Stepping into a frightening world
Lindgren’s study describes how relatives of young adults with mental illness experience the changes in their lives when they undergo the mandatory transfer from child and adolescent to adult care. Some of them said to feel as if they stepped into “a frustrating and frightening world”.
Lindgren: “In Sweden, like in several other European countries, we now have a system where the transfer to adult psychiatry at the age of eighteen is rigid and immediate. Some years ago we benefited from some flexibility: therapists were allowed to finish a treatment or were permitted some overlap to accompany their patients into adult care. This has stopped for economic reasons: the transfer at eighteen is now a hard cut, with negative consequences for both the patients and their families.
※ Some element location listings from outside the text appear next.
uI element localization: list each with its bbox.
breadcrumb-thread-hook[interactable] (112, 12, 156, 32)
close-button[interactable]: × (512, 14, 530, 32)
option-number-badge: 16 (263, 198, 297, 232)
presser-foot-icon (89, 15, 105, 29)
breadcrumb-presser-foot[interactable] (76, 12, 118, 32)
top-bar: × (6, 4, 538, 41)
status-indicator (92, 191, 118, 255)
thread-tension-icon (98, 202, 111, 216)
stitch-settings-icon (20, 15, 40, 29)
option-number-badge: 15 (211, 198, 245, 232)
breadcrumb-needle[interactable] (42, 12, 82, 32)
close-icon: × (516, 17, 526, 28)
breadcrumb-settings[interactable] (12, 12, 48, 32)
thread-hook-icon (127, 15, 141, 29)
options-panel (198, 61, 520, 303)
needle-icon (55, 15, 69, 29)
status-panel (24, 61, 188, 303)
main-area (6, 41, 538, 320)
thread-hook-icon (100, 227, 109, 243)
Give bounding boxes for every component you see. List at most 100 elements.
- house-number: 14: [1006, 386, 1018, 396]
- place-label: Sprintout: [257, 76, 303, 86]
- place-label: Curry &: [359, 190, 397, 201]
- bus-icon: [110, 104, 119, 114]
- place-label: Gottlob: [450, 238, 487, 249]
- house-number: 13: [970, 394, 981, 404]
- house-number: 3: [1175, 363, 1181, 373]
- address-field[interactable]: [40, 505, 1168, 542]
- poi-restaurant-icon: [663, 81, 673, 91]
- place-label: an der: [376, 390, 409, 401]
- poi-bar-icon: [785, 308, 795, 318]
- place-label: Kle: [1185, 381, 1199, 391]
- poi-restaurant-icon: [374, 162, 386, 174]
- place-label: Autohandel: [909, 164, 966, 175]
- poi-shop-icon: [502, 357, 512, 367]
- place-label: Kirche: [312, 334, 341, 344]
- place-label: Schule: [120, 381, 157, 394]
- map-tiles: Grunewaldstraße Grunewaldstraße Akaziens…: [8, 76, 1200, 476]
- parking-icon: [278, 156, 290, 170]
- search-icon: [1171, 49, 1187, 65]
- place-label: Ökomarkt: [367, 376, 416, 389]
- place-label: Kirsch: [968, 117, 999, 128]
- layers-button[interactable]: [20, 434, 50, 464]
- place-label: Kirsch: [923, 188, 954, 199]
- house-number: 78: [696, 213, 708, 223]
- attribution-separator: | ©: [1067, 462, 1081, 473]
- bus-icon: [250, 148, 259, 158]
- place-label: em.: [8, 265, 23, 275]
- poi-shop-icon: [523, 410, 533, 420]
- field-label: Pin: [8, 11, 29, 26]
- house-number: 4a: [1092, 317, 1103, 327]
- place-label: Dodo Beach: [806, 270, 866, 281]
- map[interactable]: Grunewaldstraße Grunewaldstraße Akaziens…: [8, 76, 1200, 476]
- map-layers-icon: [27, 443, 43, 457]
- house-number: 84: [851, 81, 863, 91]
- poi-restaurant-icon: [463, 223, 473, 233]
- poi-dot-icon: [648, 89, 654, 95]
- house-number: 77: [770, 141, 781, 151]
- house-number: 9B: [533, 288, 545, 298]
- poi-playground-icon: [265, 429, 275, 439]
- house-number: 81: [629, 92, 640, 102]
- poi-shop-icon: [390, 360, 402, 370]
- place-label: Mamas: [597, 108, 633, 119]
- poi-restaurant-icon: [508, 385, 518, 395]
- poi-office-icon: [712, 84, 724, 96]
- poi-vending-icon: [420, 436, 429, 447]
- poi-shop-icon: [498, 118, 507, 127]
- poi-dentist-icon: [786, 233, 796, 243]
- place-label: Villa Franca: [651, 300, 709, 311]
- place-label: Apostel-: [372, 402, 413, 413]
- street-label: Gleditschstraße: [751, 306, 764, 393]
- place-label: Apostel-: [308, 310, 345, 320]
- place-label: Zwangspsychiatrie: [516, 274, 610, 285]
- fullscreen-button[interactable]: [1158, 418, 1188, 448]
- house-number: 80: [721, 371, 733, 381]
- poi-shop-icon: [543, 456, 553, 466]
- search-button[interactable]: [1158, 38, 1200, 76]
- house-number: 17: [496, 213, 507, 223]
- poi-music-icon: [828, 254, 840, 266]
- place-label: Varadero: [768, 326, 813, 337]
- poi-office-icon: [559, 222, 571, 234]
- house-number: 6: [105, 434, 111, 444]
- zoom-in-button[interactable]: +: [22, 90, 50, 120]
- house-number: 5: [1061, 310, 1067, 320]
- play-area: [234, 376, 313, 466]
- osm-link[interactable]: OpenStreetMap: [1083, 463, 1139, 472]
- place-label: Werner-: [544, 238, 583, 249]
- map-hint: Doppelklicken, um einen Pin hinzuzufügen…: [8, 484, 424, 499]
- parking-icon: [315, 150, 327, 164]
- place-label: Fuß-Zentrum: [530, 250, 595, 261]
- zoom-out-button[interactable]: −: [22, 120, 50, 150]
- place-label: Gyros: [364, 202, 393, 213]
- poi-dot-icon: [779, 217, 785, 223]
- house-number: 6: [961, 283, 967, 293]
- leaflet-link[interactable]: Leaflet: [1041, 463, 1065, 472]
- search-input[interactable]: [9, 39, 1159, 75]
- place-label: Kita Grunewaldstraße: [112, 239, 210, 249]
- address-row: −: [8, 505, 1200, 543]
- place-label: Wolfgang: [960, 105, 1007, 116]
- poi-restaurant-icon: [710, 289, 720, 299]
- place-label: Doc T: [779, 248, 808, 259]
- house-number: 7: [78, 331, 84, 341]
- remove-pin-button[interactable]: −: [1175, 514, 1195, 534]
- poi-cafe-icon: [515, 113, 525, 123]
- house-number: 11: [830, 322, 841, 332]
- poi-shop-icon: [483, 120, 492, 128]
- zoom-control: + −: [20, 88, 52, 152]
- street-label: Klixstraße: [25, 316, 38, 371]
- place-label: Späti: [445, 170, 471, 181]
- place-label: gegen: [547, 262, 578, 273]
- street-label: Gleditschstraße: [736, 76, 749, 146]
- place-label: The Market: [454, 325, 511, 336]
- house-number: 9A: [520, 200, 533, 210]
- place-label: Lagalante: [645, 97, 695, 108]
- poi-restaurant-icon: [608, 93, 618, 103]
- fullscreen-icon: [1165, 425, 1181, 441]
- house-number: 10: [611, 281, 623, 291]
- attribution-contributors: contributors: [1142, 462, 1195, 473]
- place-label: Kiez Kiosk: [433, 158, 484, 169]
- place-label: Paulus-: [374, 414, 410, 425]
My research shows what it does do them and – looking at the damage done by unsuccessful transfers – I am sure that the economic argument is not valid.”

Walking a tightrope
“Parents use the metaphor of walking a tightrope for their task of caring for a young adult with mental illness in transition to adulthood”, says Lindgren. “They feel the pressure of needing to be a parent and also to fulfil a range of caregiving tasks on the level that one would expect from a professional psychiatric nurse. At the same time they try to teach the young adult to take responsibility for his or her choices and decisions. They were also balancing on the tight rope in the sense that they were fighting for their rights to receive appropriate care and – from the age of eighteen – to accept that they were excluded from the child and adolescent care system. They felt like being on a tightrope without a safety net: hope for changes and recovery was the lifeline they held on to, in order to survive and keep their kid alive.”

All about survival

 
At the shift to the adult system, some young adults and their families were completely overwhelmed by the changes in care. Others had prepared a transition plan, including the establishment of relations with their new professional caregivers in adult psychiatry, but the plan was not carried out. Although Lindgren’s conclusions are based on a qualitative methodology, some of the cases picture a disastrous effect of the western European division between adolescent and adult mental health care. Patients’ medical records from child psychiatry were put aside and left unread by the adult psychiatrist, parents were ignored and promises were broken. Parents were left aside, feeling powerless and obliged to google their own information about the medical condition of their children. However, parents who were no longer informed nor consulted were expected to continue every day parental care, without professional support. Pressure on parental care and family relationships increased and added to their heavy burden of round-the-clock parental care. Relatives felt a growing distrust in mental health professionals and parenthood became a matter of survival –Lindgren titled her doctoral thesis: “It’s all about survival” (2014) and suggests that professional support to relatives in managing their own lives, and seriously considering them as resources could reduce their feeling of powerlessness.

Different worlds
“Adult psychiatry in Sweden appears to have too little understanding and appreciation of the work that is done in child and adolescent care, while the child and adolescent mental health professionals position themselves as the underdog”, according to Lindgren who embraces the suggestion to establish a separate psychiatric category for youth until full adulthood, as voiced by professor Patrick McGorry and others. “Adult and child and adolescent psychiatry are two different worlds. I learned about quite a few mutual assumptions between these worlds that are based on a worrying lack of knowledge. I have the impression that most of the expertise on transition to adulthood is in the heads and hands of youth psychiatrists. Unfortunately they seem to be far to modest to claim this very important field of knowledge.”